Beitrag von NeusserGletscher » 02.03.2020 18:51

Pancho.Ski hat geschrieben:
02.03.2020 16:48
Dagegen erhebt sich eine „Feinripp“-Struktur, wie sie Pistenraupen im Schnee erzeugen, vergleichsweise wie ein Gebirgszug.
Deswegen hast Du auf einer frisch präparierten Cord-Piste auch grundsätzlich keine Probleme mit dem Kantengriff. Egal, wie die Kante präpariert wurde. Die Spreu vom Weizen trennt sich auf der harten Pisten-Grundpräparation, auf blank gefahrenen Stellen und auf Eis.
elypsis hat geschrieben:
02.03.2020 17:43
Schon klar, deswegen prüfst du ja zuvor mit dem Haarlineal, wie sich u. a. Kante und Belag zueinander verhalten. Sollte der Belag überstehen, greift die Feile zwangsläufig ins Leere!
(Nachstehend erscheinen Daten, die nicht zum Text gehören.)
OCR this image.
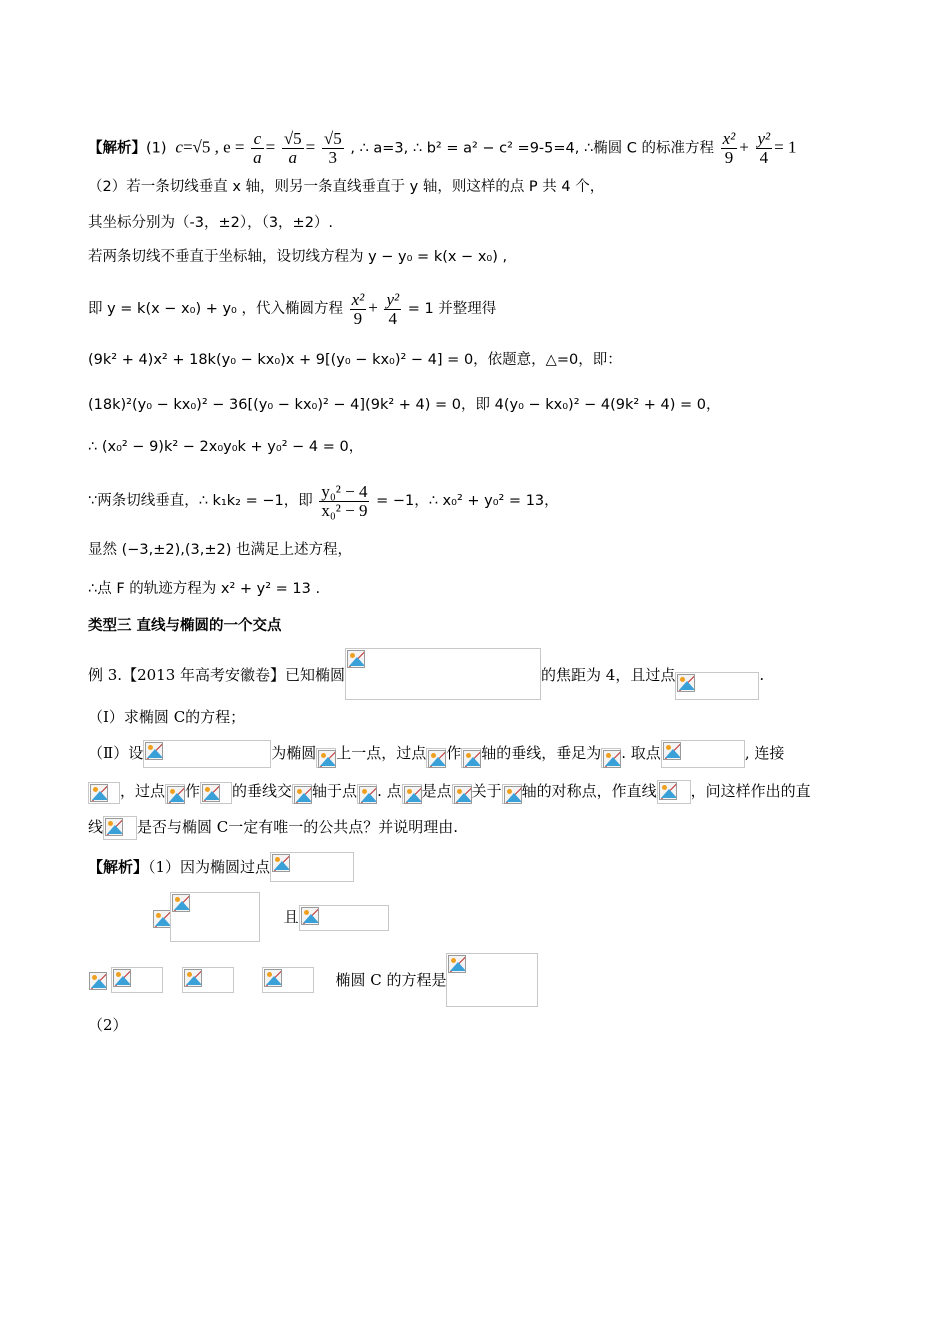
【解析】(1) c=√5 , $e = \frac{c}{a} = \frac{√5}{a} = \frac{√5}{3}$ , ∴ a=3, ∴ b² = a² − c² =9-5=4, ∴椭圆 C 的标准方程 $\frac{\text{x²}}{9} + \frac{\text{y²}}{4} = 1$
（2）若一条切线垂直 x 轴，则另一条直线垂直于 y 轴，则这样的点 P 共 4 个，
其坐标分别为（-3，±2），（3，±2）.
若两条切线不垂直于坐标轴，设切线方程为 y − y₀ = k(x − x₀) ,
即 y = k(x − x₀) + y₀ ，代入椭圆方程 $\frac{\text{x²}}{9} + \frac{\text{y²}}{4} = 1$ 并整理得
(9k² + 4)x² + 18k(y₀ − kx₀)x + 9[(y₀ − kx₀)² − 4] = 0，依题意，△=0，即：
(18k)²(y₀ − kx₀)² − 36[(y₀ − kx₀)² − 4](9k² + 4) = 0，即 4(y₀ − kx₀)² − 4(9k² + 4) = 0，
∴ (x₀² − 9)k² − 2x₀y₀k + y₀² − 4 = 0，
∵两条切线垂直，∴ k₁k₂ = −1，即 $\frac{\text{y₀² − 4}}{\text{x₀² − 9}} = -1$，∴ x₀² + y₀² = 13，
显然 (−3,±2),(3,±2) 也满足上述方程，
∴点 F 的轨迹方程为 x² + y² = 13 .
类型三 直线与椭圆的一个交点
例 3.【2013 年高考安徽卷】已知椭圆	的焦距为 4，且过点	.
（Ⅰ）求椭圆 C的方程；
（Ⅱ）设	为椭圆 上一点，过点 作 轴的垂线，垂足为 . 取点	, 连接
，过点 作 的垂线交 轴于点 . 点 是点 关于 轴的对称点，作直线 ，问这样作出的直
线 是否与椭圆 C一定有唯一的公共点？并说明理由.
【解析】（1）因为椭圆过点
且

椭圆 C 的方程是
（2）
Ich meint aber den schräg geschliffenen Part des Belages, der zwangsläufig entsteht, wenn beim Abhängen in den Belag geschliffen wird. Dieser Teil ragt nicht über das Planum hinaus, wenn er nach dem Abhängen der Kante wieder ein wenig zurück geht.
BelagsseitigZurück.png
Belag geht nach dem Abhängen wieder zurück
BelagsseitigZurück.png (5.66 KiB) 538 mal betrachtet
(stark überzeichnet)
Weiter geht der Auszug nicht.